The core problem is one of language design. Like I said above, Clojure treats nil as a value, when in reality, the concept of absence refers to a type: intuitively, we say "absence of a value" just like we say "an integer of 5". Clojure, as a lisp, made the choice to keep types an evaluable construct, so they could be modified at runtime, instead of a construct of compilation like Haskell. By choosing Clojure over Haskell, you are choosing the power of metaprogramming, but with that comes the drawbacks of dynamic typing.

The best solution to this that I've found (in dynamically-typed languages) is to follow the single-responsibility principle: each function should just do 1 thing. Then spec that function and catch the possible nil-causing inputs with auto-generated tests (this is an article for another time). If you have other solutions, please email me and I will add your contribution here :)

7. Other Solutions and nil-Punning

As described by Skyliner, chaining if-let's together like this is annoying:

(if-let [x (foo)]
  (if-let [y (bar x)]
    (if-let [z (goo x y)]
      (do (qux x y z)
          (log "it worked")
          true)
      (do (log "goo failed")
          false))
    (do (log "bar failed")
        false))
  (do (log "foo failed")
      false))

It's only mildly less annoying when using cats:

(require '[cats.core :as m])
(require '[cats.monad.either :as either])

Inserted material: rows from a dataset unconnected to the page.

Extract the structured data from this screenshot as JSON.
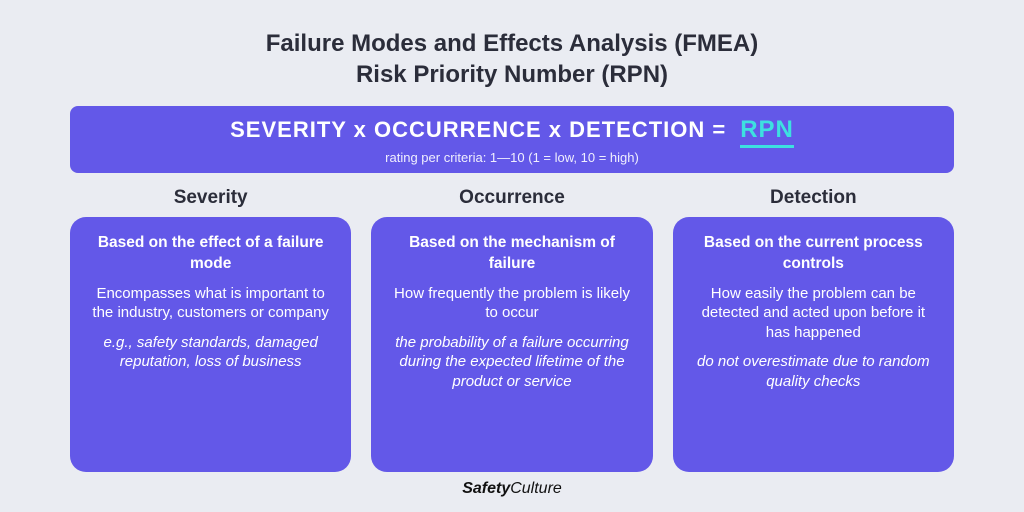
{
  "colors": {
    "page_bg": "#eaecf2",
    "card_bg": "#6358e8",
    "title_text": "#2b2d3a",
    "accent": "#3de0e0",
    "white": "#ffffff"
  },
  "title": {
    "line1": "Failure Modes and Effects Analysis (FMEA)",
    "line2": "Risk Priority Number (RPN)",
    "fontsize": 24,
    "fontweight": 800
  },
  "formula": {
    "lhs": "SEVERITY x OCCURRENCE x DETECTION =",
    "rhs": "RPN",
    "sub": "rating per criteria: 1—10 (1 = low, 10 = high)",
    "fontsize": 22,
    "sub_fontsize": 13,
    "bar_radius": 8
  },
  "columns": [
    {
      "head": "Severity",
      "lead": "Based on the effect of a failure mode",
      "body": "Encompasses what is important to the industry, customers or company",
      "note": "e.g., safety standards, damaged reputation, loss of business"
    },
    {
      "head": "Occurrence",
      "lead": "Based on the mechanism of failure",
      "body": "How frequently the problem is likely to occur",
      "note": "the probability of a failure occurring during the expected lifetime of the product or service"
    },
    {
      "head": "Detection",
      "lead": "Based on the current process controls",
      "body": "How easily the problem can be detected and acted upon before it has happened",
      "note": "do not overestimate due to random quality checks"
    }
  ],
  "card_style": {
    "radius": 16,
    "fontsize": 15,
    "lead_fontsize": 15.5,
    "head_fontsize": 19
  },
  "footer": {
    "bold": "Safety",
    "light": "Culture"
  }
}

@(m/mlet [x (if-let [v (foo)]
              (either/right v)
              (either/left))

          y (if-let [v (bar x)]
              (either/right v)
              (either/left))

          z (if-let [v (goo x y)]
              (either/right v)
              (either/left))]

  (m/return (qux x y z)))

The benefit with cats is you get fine-grained error handling for each left. Read more about cats error handling and the Either type.

If some-> is out of the question, then personally I prefer the pattern matching approach:

(match (foo) ;; pretend `foo` is function that returns a map
  nil (log "foo failed")
  {:ms t :user u :data data} (do (log "User: " u " took " t " seconds.")
                                 data))

The benefit is mostly the same as with if-let, but you can pattern match on the return value and then jump right into the next function, which I find myself doing quite a lot.

Of course you can always tighten this up by defining your own version of "bind" or some-> in Clojure:

(defn >>= [m g]
  (if-let [x (m)]
    (g x)
    (do (log (str (name m) " failed")
             nil))))

This is a (very) naïve implementation, but you get the idea. Modify to fit your use-case.

On Reddit, tolitius suggested the use of get's optional third argument (which I had forgotten about!) and or:

get has a default value built in:

user=> (get {:a 1 :b 2} :b)
2
user=> (get {:a 1 :b 2} :c 0)
0

hence

user=> (-> (get {:a 1 :b 2} :c 0) inc)
1

In case this is a single op, such as inc, this would work as well:

user=> (-> (or nil 41) inc)
42

user=> (-> :c
           {:a 1 :b 2}
           (or 41)
           inc)
42

i.e. or is really handy for default values

Over at Lispcast, Eric Normand argues for the "nil-punning" approach, which is fine. But I think this approach requires a confused notion of what nil=/=Nothing actually means. According to Eric, nil is a type, a value, a key in a map, a boolean, an empty seq. It seems to me that "nil-punning" is really just "nil-confusion". It is much simpler to understand nil as Nothing, i.e. the absence of a value (which is a type). That said, nil-punning in practice ends up mostly the same as I describe above, so either technique will work.